The new deal is the first such global pact in 15 years...
Oil prices hit their highest level in almost a year and half on Monday morning, as Russia and other major producers agreed over to the weekend to join the Organisation of Petroleum Exporting Countries (OPEC) in cutting their planned 2017 output.
The cost sailed past $57 a barrel – its most expensive since July 2015 – with US crude futures leaping more than 5%.
On Saturday, non-OPEC countries announced they would cut their output by 558,000 barrels a day. Russia accounts for the major share of the cut.
OPEC confirmed last month that it would be cutting its own production, as it attempts to reduce oversupply and boost prices.
Despite the immediate impact on prices, some experts are unsure whether the measures will ultimately go far enough.
Thomas Moore, an investment director at Standard Life Investments, told BBC Radio 5 Live:
"You will see the oil price jump this morning – that's understandable – but I think you need to put it in context.

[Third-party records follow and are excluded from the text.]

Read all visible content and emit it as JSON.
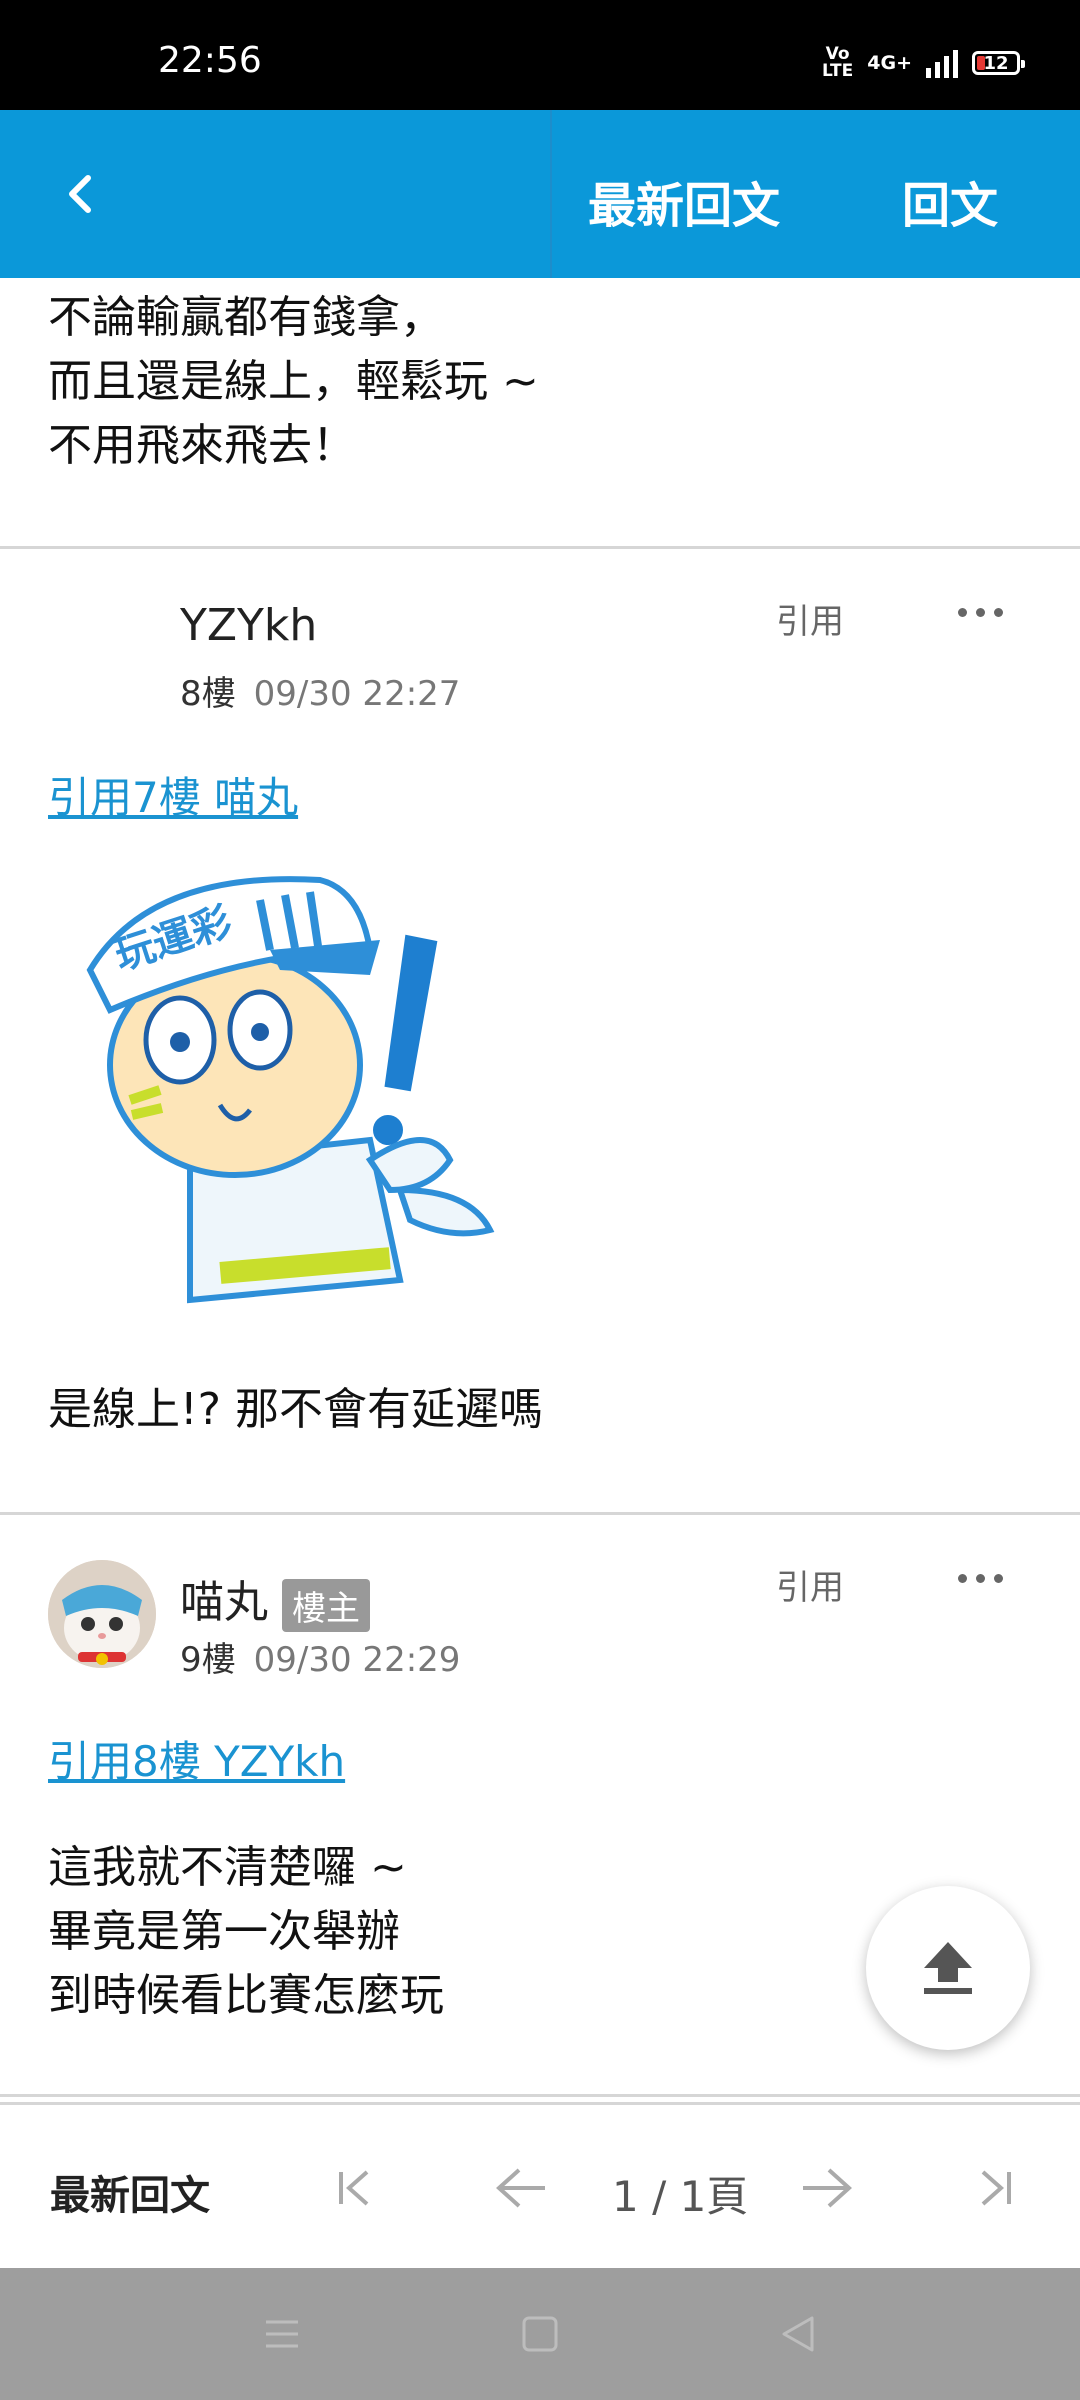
{
  "status_bar": {
    "time": "22:56",
    "volte": "Vo\nLTE",
    "network": "4G+",
    "battery": "12"
  },
  "app_bar": {
    "latest_replies": "最新回文",
    "reply": "回文"
  },
  "post7_tail": {
    "lines": [
      "不論輸贏都有錢拿，",
      "而且還是線上，輕鬆玩 ~",
      "不用飛來飛去！"
    ]
  },
  "post8": {
    "author": "YZYkh",
    "floor": "8樓",
    "time": "09/30 22:27",
    "quote_action": "引用",
    "quote_link": "引用7樓 喵丸",
    "sticker_text": "玩運彩",
    "body": "是線上!? 那不會有延遲嗎"
  },
  "post9": {
    "author": "喵丸",
    "badge": "樓主",
    "floor": "9樓",
    "time": "09/30 22:29",
    "quote_action": "引用",
    "quote_link": "引用8樓 YZYkh",
    "lines": [
      "這我就不清楚囉 ~",
      "畢竟是第一次舉辦",
      "到時候看比賽怎麼玩"
    ]
  },
  "pager": {
    "latest": "最新回文",
    "page": "1 / 1頁"
  },
  "icons": [
    "back-icon",
    "more-icon",
    "upload-icon",
    "first-page-icon",
    "prev-page-icon",
    "next-page-icon",
    "last-page-icon",
    "menu-icon",
    "home-icon",
    "back-nav-icon"
  ],
  "colors": {
    "app_bar": "#0b98d9",
    "link": "#1a93d1",
    "nav_bar": "#9e9e9e"
  }
}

"This is a cut of 550,000 barrels a day, and of course we have had about a million off OPEC's production.
"But if you think about overall world production, OPEC's producing 33 million barrels per day, so those numbers of 1.5 million are good, but they are not that good.
"And OPEC accounts for only about 40% of world crude production, so yes, there's a day-one impact, but I think it's at the edges here."
Oil prices have more than halved since 2014 due to a glut of supply.